SEARCHING FOR A SUPERVISOR

I wasn’t looking for a mentor when I first met Ronna Jevne. I was looking for a thesis supervisor, somebody who could get me through a process so I could come out of academia with a degree. In fact, I had already asked several potential supervisors. My rate of rejection was 100%.
The problem, at least on the surface, seemed to be my choice of thesis topic. I wanted to study humour. All the professors I approached denied any knowledge of the academic material relating to humour and therefore declined my request. It’s a cruel process, looking for a supervisor. Chalk it up to lack of preparation on my part, but I had never supposed that professors, once you had been admitted to the program, would cherish the right to refuse you. Even if I had imagined it, I would never have dreamed that they would not want to supervise a study of humour. Of all the potential topics I could pursue, it was far and away the one for me. I thought everyone would be equally fascinated.
By the time I got to Ronna, late in the game because she was just returning from a sabbatical, I was getting desperate. I’d never been good at sales, but it seemed that I either had to convince Ronna to supervise my thesis, or change my topic and restart the pleading process. Nothing could be taken for granted so I did a little research. The findings were inconclusive. My knowledge of Ronna was limited. I knew of her work from reading newspaper articles. I attended the event launching her book, the Voice of Hope. The student Rumour mill offered mixed reviews.
Gathering the shreds of my confidence, I made an appointment to meet at her office. It was clear at the outset that she hadn’t been sitting there idle, hoping a student would come by with a thesis idea. So I leapt into unfamiliar territory and put forth the theory that humour is related to hope. Not missing a beat she asked me how they were related. If I had an answer, I don’t know what it was. At that point I went into shock. My memory of the next few minutes has been distilled to a single point—she said she’d do it.
If this meeting had taken place a year earlier I would have greatly relieved Ronna by rejecting her. I would have said that I did not want to study with someone who was not completely enthusiastic about studying with me. After all, I was nearly forty, and I had left a good job to come into the Master’s program. But the very real possibility of being forced to abandon my dream of studying humour had humbled me. In return for her grudging agreement to take me on, I promised to make the process as painless as possible.
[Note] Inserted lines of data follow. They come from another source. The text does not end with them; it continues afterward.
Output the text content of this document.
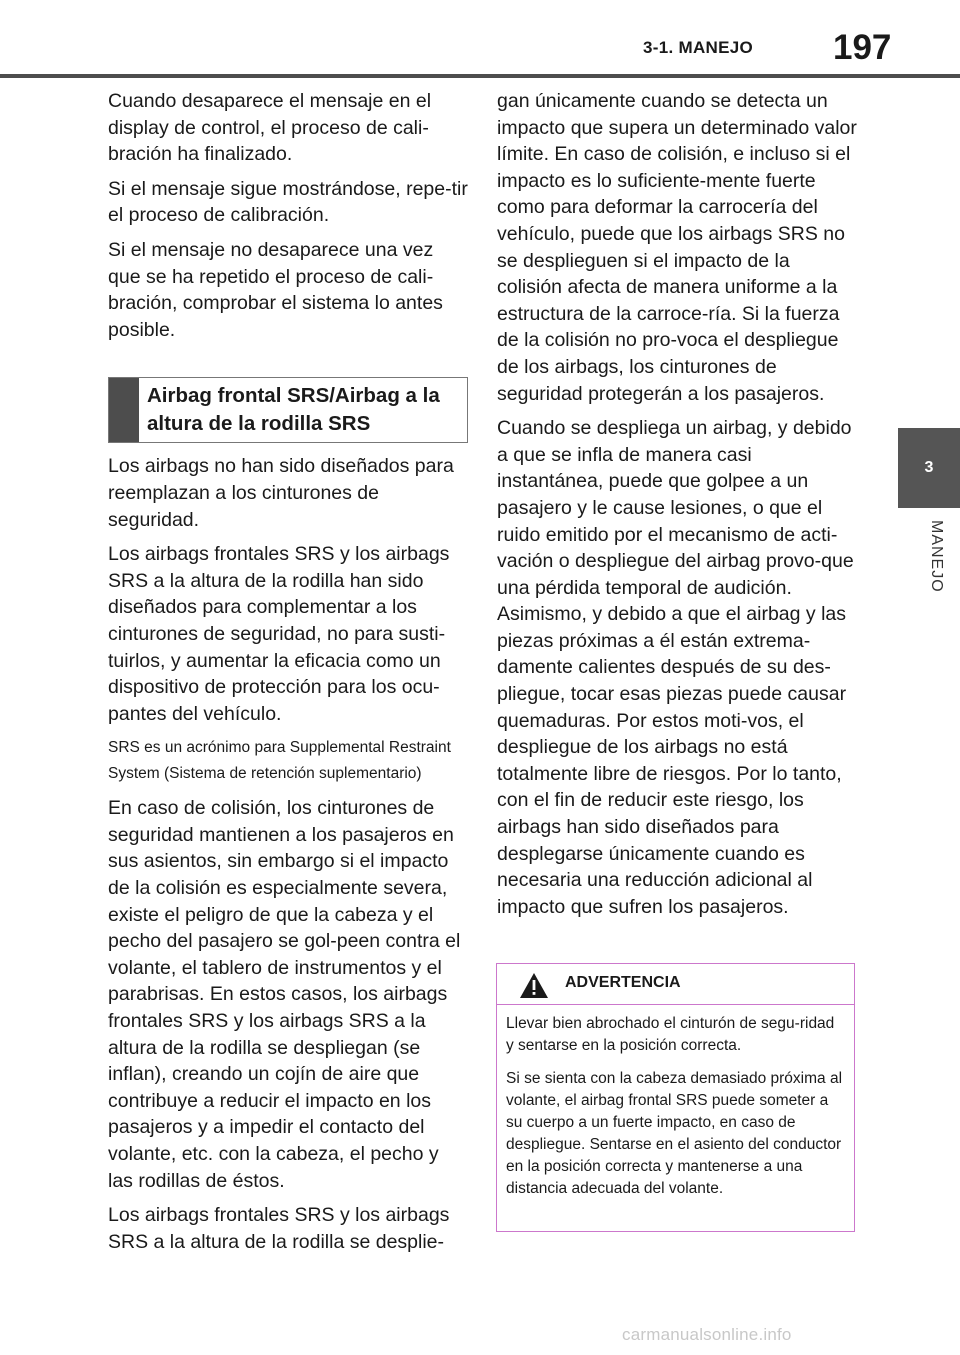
3-1. MANEJO 197
3
MANEJO

Cuando desaparece el mensaje en el display de control, el proceso de cali-bración ha finalizado.

Si el mensaje sigue mostrándose, repe-tir el proceso de calibración.

Si el mensaje no desaparece una vez que se ha repetido el proceso de cali-bración, comprobar el sistema lo antes posible.

Airbag frontal SRS/Airbag a la altura de la rodilla SRS

Los airbags no han sido diseñados para reemplazan a los cinturones de seguridad.

Los airbags frontales SRS y los airbags SRS a la altura de la rodilla han sido diseñados para complementar a los cinturones de seguridad, no para susti-tuirlos, y aumentar la eficacia como un dispositivo de protección para los ocu-pantes del vehículo.

SRS es un acrónimo para Supplemental Restraint System (Sistema de retención suplementario)

En caso de colisión, los cinturones de seguridad mantienen a los pasajeros en sus asientos, sin embargo si el impacto de la colisión es especialmente severa, existe el peligro de que la cabeza y el pecho del pasajero se gol-peen contra el volante, el tablero de instrumentos y el parabrisas. En estos casos, los airbags frontales SRS y los airbags SRS a la altura de la rodilla se despliegan (se inflan), creando un cojín de aire que contribuye a reducir el impacto en los pasajeros y a impedir el contacto del volante, etc. con la cabeza, el pecho y las rodillas de éstos.

Los airbags frontales SRS y los airbags SRS a la altura de la rodilla se desplie-

gan únicamente cuando se detecta un impacto que supera un determinado valor límite. En caso de colisión, e incluso si el impacto es lo suficiente-mente fuerte como para deformar la carrocería del vehículo, puede que los airbags SRS no se desplieguen si el impacto de la colisión afecta de manera uniforme a la estructura de la carroce-ría. Si la fuerza de la colisión no pro-voca el despliegue de los airbags, los cinturones de seguridad protegerán a los pasajeros.

Cuando se despliega un airbag, y debido a que se infla de manera casi instantánea, puede que golpee a un pasajero y le cause lesiones, o que el ruido emitido por el mecanismo de acti-vación o despliegue del airbag provo-que una pérdida temporal de audición. Asimismo, y debido a que el airbag y las piezas próximas a él están extrema-damente calientes después de su des-pliegue, tocar esas piezas puede causar quemaduras. Por estos moti-vos, el despliegue de los airbags no está totalmente libre de riesgos. Por lo tanto, con el fin de reducir este riesgo, los airbags han sido diseñados para desplegarse únicamente cuando es necesaria una reducción adicional al impacto que sufren los pasajeros.

ADVERTENCIA

Llevar bien abrochado el cinturón de segu-ridad y sentarse en la posición correcta.

Si se sienta con la cabeza demasiado próxima al volante, el airbag frontal SRS puede someter a su cuerpo a un fuerte impacto, en caso de despliegue. Sentarse en el asiento del conductor en la posición correcta y mantenerse a una distancia adecuada del volante.

carmanualsonline.info
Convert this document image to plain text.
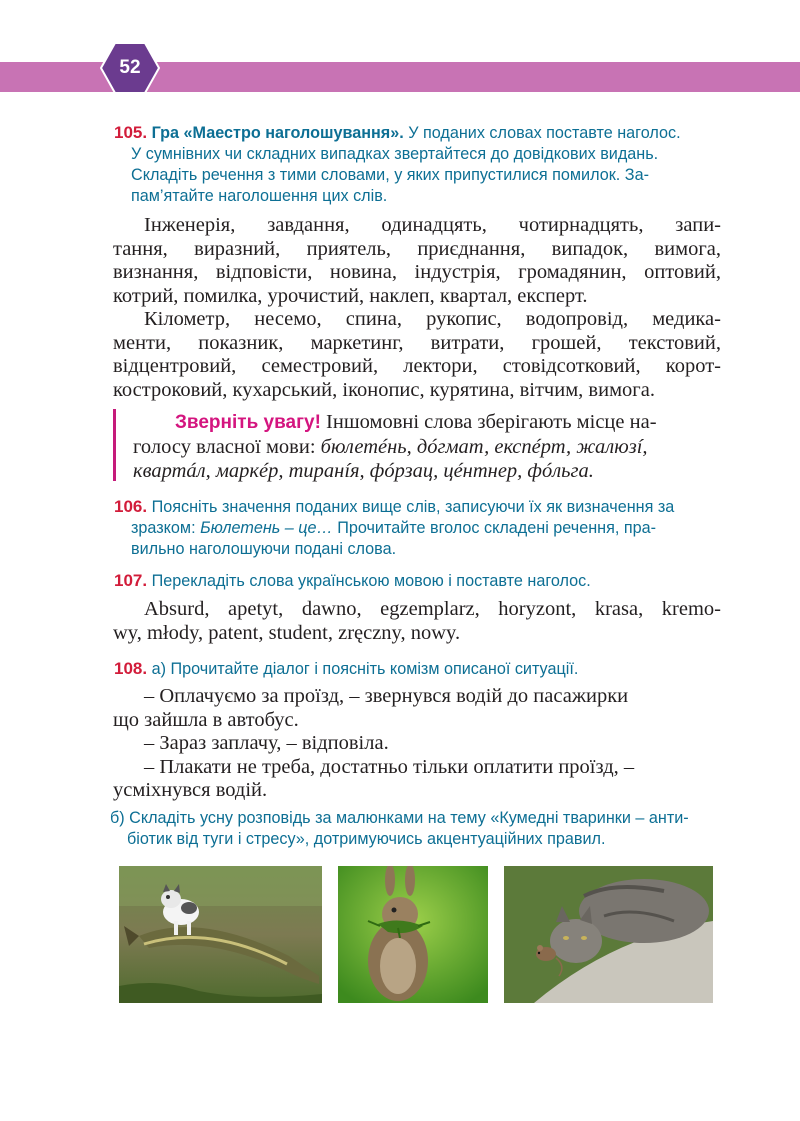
52
105. Гра «Маестро наголошування». У поданих словах поставте наголос.
У сумнівних чи складних випадках звертайтеся до довідкових видань.
Складіть речення з тими словами, у яких припустилися помилок. За-
пам’ятайте наголошення цих слів.
Інженерія, завдання, одинадцять, чотирнадцять, запи-
тання, виразний, приятель, приєднання, випадок, вимога,
визнання, відповісти, новина, індустрія, громадянин, оптовий,
котрий, помилка, урочистий, наклеп, квартал, експерт.
Кілометр, несемо, спина, рукопис, водопровід, медика-
менти, показник, маркетинг, витрати, грошей, текстовий,
відцентровий, семестровий, лектори, стовідсотковий, корот-
костроковий, кухарський, іконопис, курятина, вітчим, вимога.
Зверніть увагу! Іншомовні слова зберігають місце на-
голосу власної мови: бюлетéнь, дóгмат, експéрт, жалюзí,
квартáл, маркéр, тиранíя, фóрзац, цéнтнер, фóльга.
106. Поясніть значення поданих вище слів, записуючи їх як визначення за
зразком: Бюлетень – це… Прочитайте вголос складені речення, пра-
вильно наголошуючи подані слова.
107. Перекладіть слова українською мовою і поставте наголос.
Absurd, apetyt, dawno, egzemplarz, horyzont, krasa, kremo-
wy, młody, patent, student, zręczny, nowy.
108. а) Прочитайте діалог і поясніть комізм описаної ситуації.
– Оплачуємо за проїзд, – звернувся водій до пасажирки
що зайшла в автобус.
– Зараз заплачу, – відповіла.
– Плакати не треба, достатньо тільки оплатити проїзд, –
усміхнувся водій.
б) Складіть усну розповідь за малюнками на тему «Кумедні тваринки – анти-
біотик від туги і стресу», дотримуючись акцентуаційних правил.
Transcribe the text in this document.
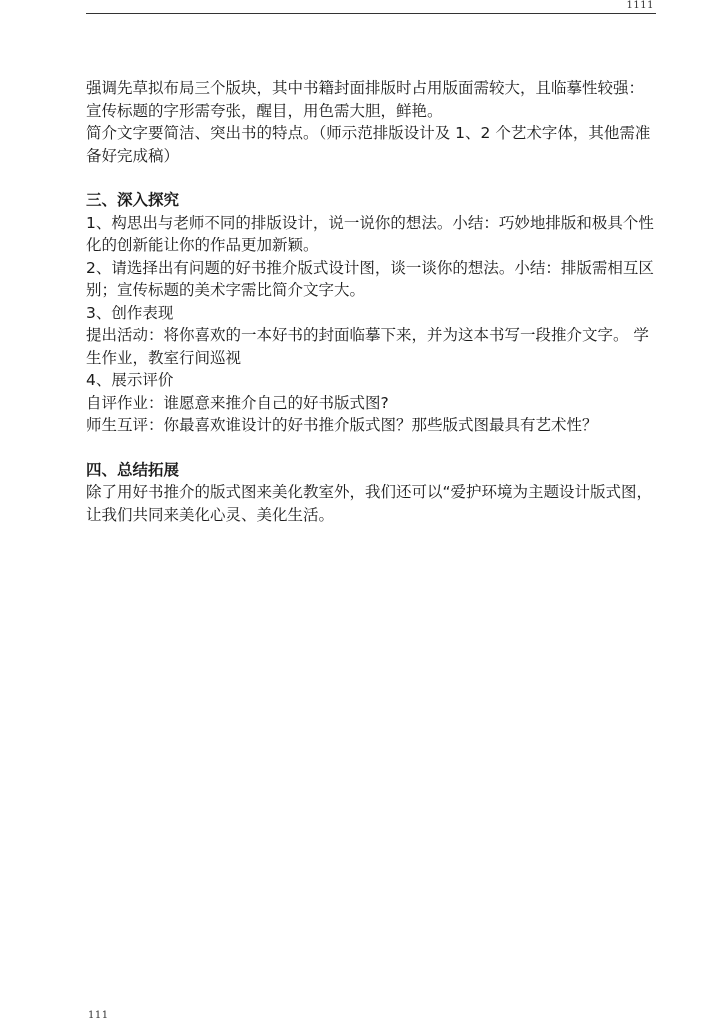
1111

强调先草拟布局三个版块，其中书籍封面排版时占用版面需较大，且临摹性较强：

宣传标题的字形需夸张，醒目，用色需大胆，鲜艳。

简介文字要简洁、突出书的特点。（师示范排版设计及 1、2 个艺术字体，其他需准备好完成稿）

三、深入探究

1、构思出与老师不同的排版设计，说一说你的想法。小结：巧妙地排版和极具个性化的创新能让你的作品更加新颖。

2、请选择出有问题的好书推介版式设计图，谈一谈你的想法。小结：排版需相互区别；宣传标题的美术字需比简介文字大。

3、创作表现

提出活动：将你喜欢的一本好书的封面临摹下来，并为这本书写一段推介文字。 学生作业，教室行间巡视

4、展示评价

自评作业：谁愿意来推介自己的好书版式图?

师生互评：你最喜欢谁设计的好书推介版式图？那些版式图最具有艺术性？

四、总结拓展

除了用好书推介的版式图来美化教室外，我们还可以“爱护环境为主题设计版式图，让我们共同来美化心灵、美化生活。

111
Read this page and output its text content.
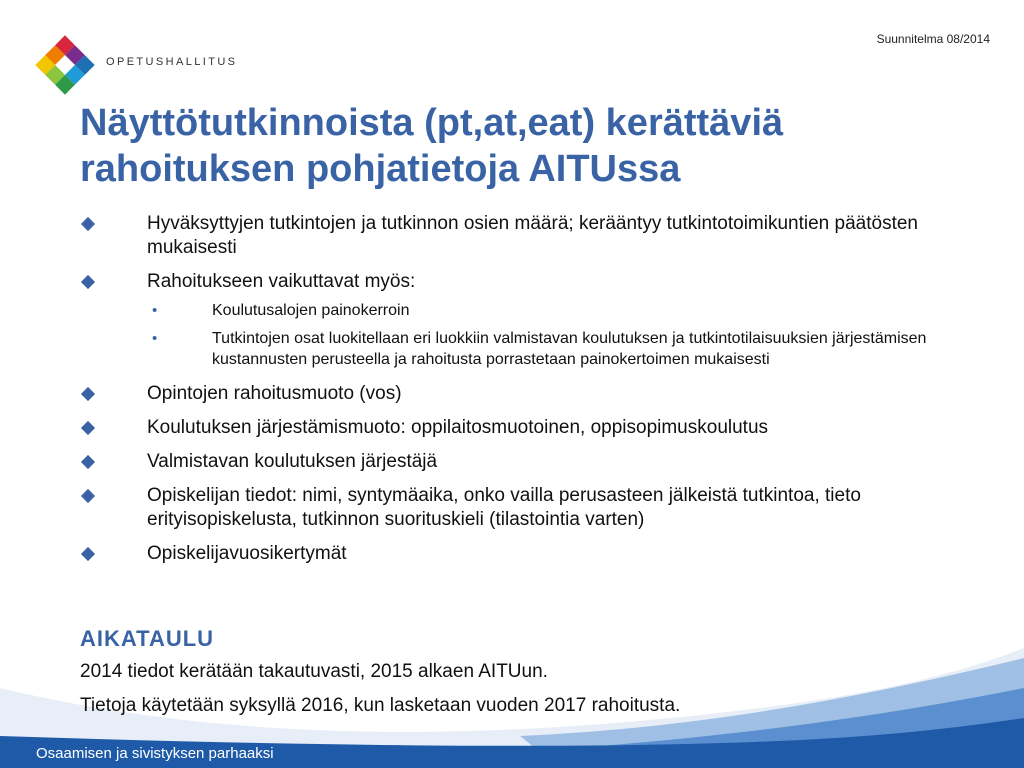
OPETUSHALLITUS
Suunnitelma 08/2014
Näyttötutkinnoista (pt,at,eat) kerättäviä rahoituksen pohjatietoja AITUssa
Hyväksyttyjen tutkintojen ja tutkinnon osien määrä; kerääntyy tutkintotoimikuntien päätösten mukaisesti
Rahoitukseen vaikuttavat myös:
•	Koulutusalojen painokerroin
•	Tutkintojen osat luokitellaan eri luokkiin valmistavan koulutuksen ja tutkintotilaisuuksien järjestämisen kustannusten perusteella ja rahoitusta porrastetaan painokertoimen mukaisesti
Opintojen rahoitusmuoto (vos)
Koulutuksen järjestämismuoto: oppilaitosmuotoinen, oppisopimuskoulutus
Valmistavan koulutuksen järjestäjä
Opiskelijan tiedot: nimi, syntymäaika, onko vailla perusasteen jälkeistä tutkintoa, tieto erityisopiskelusta, tutkinnon suorituskieli (tilastointia varten)
Opiskelijavuosikertymät
AIKATAULU
2014 tiedot kerätään takautuvasti, 2015 alkaen AITUun.
Tietoja käytetään syksyllä 2016, kun lasketaan vuoden 2017 rahoitusta.
Osaamisen ja sivistyksen parhaaksi
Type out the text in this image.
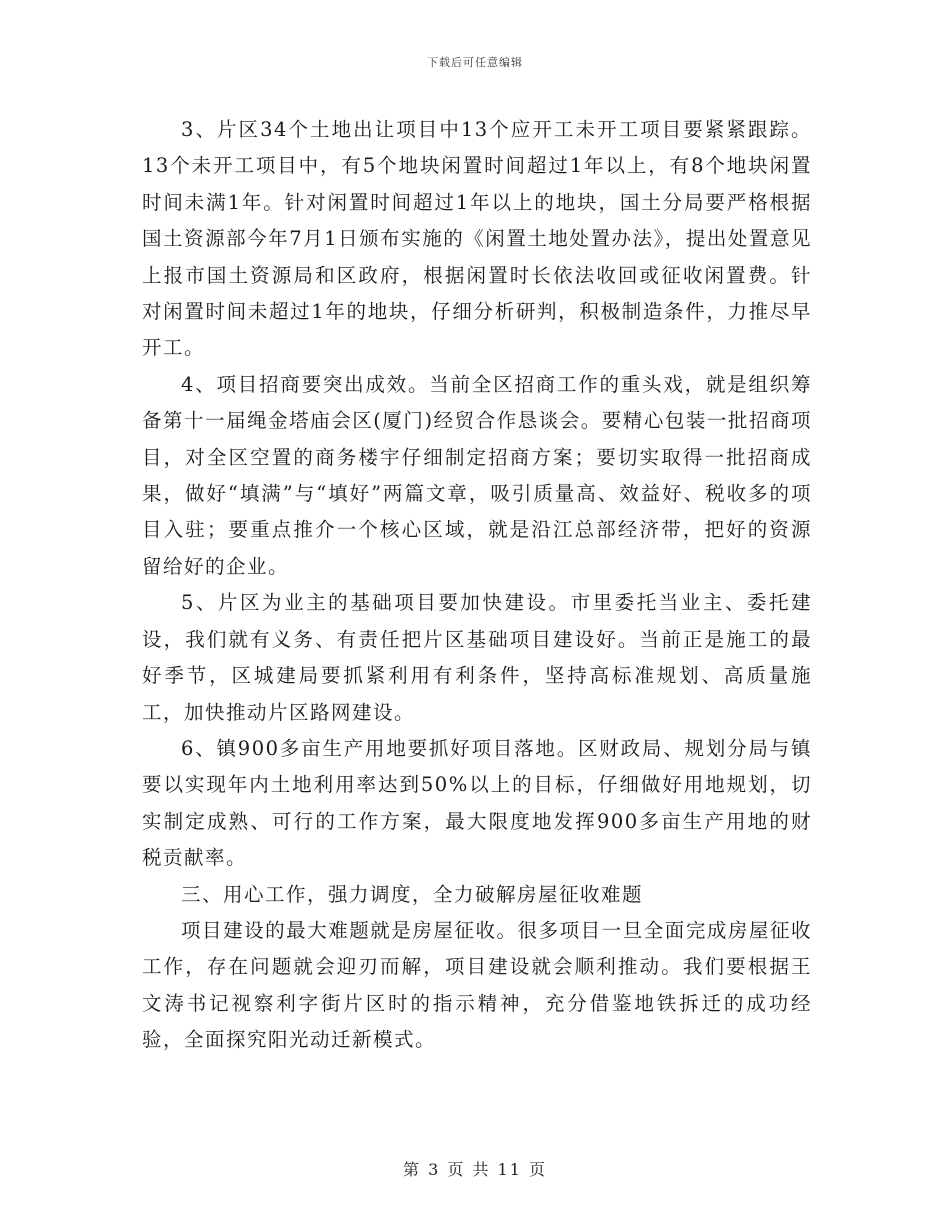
下载后可任意编辑

3、片区34个土地出让项目中13个应开工未开工项目要紧紧跟踪。13个未开工项目中，有5个地块闲置时间超过1年以上，有8个地块闲置时间未满1年。针对闲置时间超过1年以上的地块，国土分局要严格根据国土资源部今年7月1日颁布实施的《闲置土地处置办法》，提出处置意见上报市国土资源局和区政府，根据闲置时长依法收回或征收闲置费。针对闲置时间未超过1年的地块，仔细分析研判，积极制造条件，力推尽早开工。

4、项目招商要突出成效。当前全区招商工作的重头戏，就是组织筹备第十一届绳金塔庙会区(厦门)经贸合作恳谈会。要精心包装一批招商项目，对全区空置的商务楼宇仔细制定招商方案；要切实取得一批招商成果，做好“填满”与“填好”两篇文章，吸引质量高、效益好、税收多的项目入驻；要重点推介一个核心区域，就是沿江总部经济带，把好的资源留给好的企业。

5、片区为业主的基础项目要加快建设。市里委托当业主、委托建设，我们就有义务、有责任把片区基础项目建设好。当前正是施工的最好季节，区城建局要抓紧利用有利条件，坚持高标准规划、高质量施工，加快推动片区路网建设。

6、镇900多亩生产用地要抓好项目落地。区财政局、规划分局与镇要以实现年内土地利用率达到50%以上的目标，仔细做好用地规划，切实制定成熟、可行的工作方案，最大限度地发挥900多亩生产用地的财税贡献率。

三、用心工作，强力调度，全力破解房屋征收难题

项目建设的最大难题就是房屋征收。很多项目一旦全面完成房屋征收工作，存在问题就会迎刃而解，项目建设就会顺利推动。我们要根据王文涛书记视察利字街片区时的指示精神，充分借鉴地铁拆迁的成功经验，全面探究阳光动迁新模式。

第 3 页 共 11 页
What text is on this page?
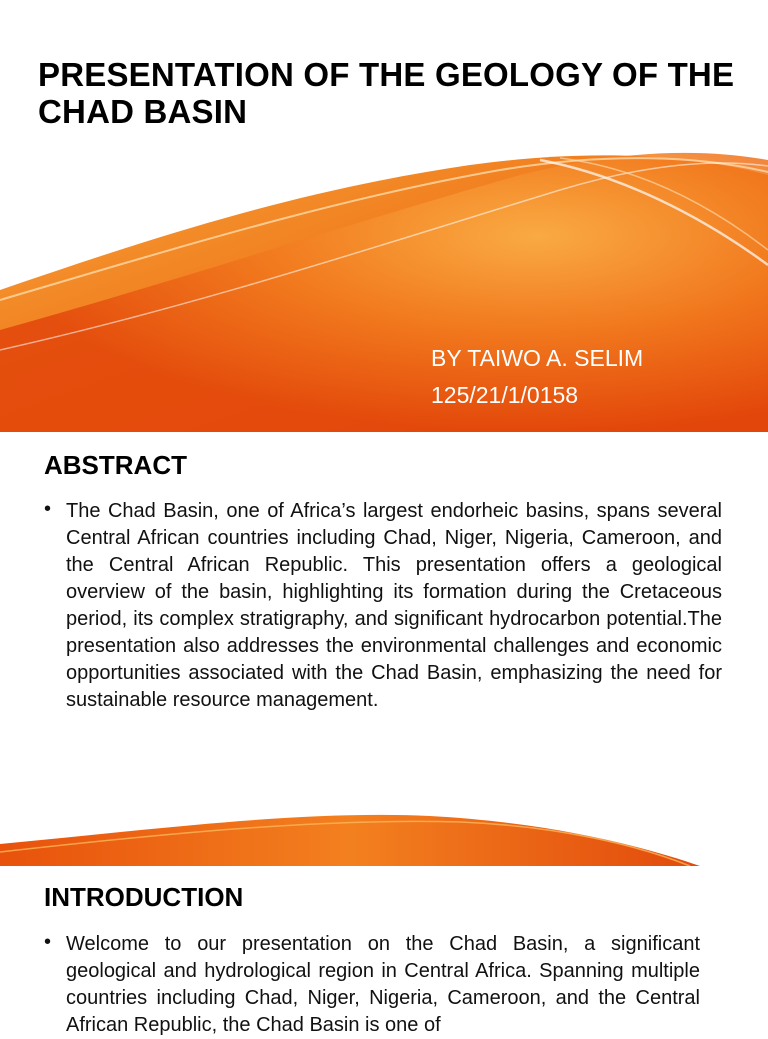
PRESENTATION OF THE GEOLOGY OF THE CHAD BASIN
BY TAIWO A. SELIM
125/21/1/0158
ABSTRACT
• The Chad Basin, one of Africa’s largest endorheic basins, spans several Central African countries including Chad, Niger, Nigeria, Cameroon, and the Central African Republic. This presentation offers a geological overview of the basin, highlighting its formation during the Cretaceous period, its complex stratigraphy, and significant hydrocarbon potential.The presentation also addresses the environmental challenges and economic opportunities associated with the Chad Basin, emphasizing the need for sustainable resource management.
INTRODUCTION
• Welcome to our presentation on the Chad Basin, a significant geological and hydrological region in Central Africa. Spanning multiple countries including Chad, Niger, Nigeria, Cameroon, and the Central African Republic, the Chad Basin is one of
With a tentative foot in the door, I pursued my interest in humour, and later whole-heartedly joined Ronna’s quest to develop the finer strategies that could be employed in a search for hope. Many concrete ideas developed a reliable stability as we practiced using them. We now call them hope tools. One of the ideas, originally worded by Denise Larsen, was to ask people to recall a time when things were going their way, only they didn’t know it.
The day I met Ronna Jevne was definitely one of those times. If I had known the person behind the agreement, I would have been more hopeful. I never guessed that I had just gained the support of somebody who would stick with me through thick and thin, a teacher who would look beyond my faults with a curious gaze on my potential. I did not know that I had found someone who would call me up to ask if I needed encouragement, someone who would cover for me if I missed a deadline, compensate for my ineptitude at logical academic writing, nurture me when I was overwhelmed, stand boldly beside me when I made errors and ultimately turn me into a hope specialist. But I did not know her at all, so I thought I was making a compromise, forfeiting my ideals, settling, out of desperation, for something less than I had hoped to receive.
Hope tools help us search the past for experiences that might support our hope in times of uncertainty and pessimism. There are days when things look bleak. I rail against injustice. I predict the worst outcomes. When I am clear-headed enough to remember the hope tools in my kit, I take a moment to ask myself if there was ever a time when I was okay, only I didn’t know it. Searching my memory I find indisputable evidence of times when I was unknowingly okay, even more than okay. Then I have to open the door to the possibility that this bleak moment might be another of those times.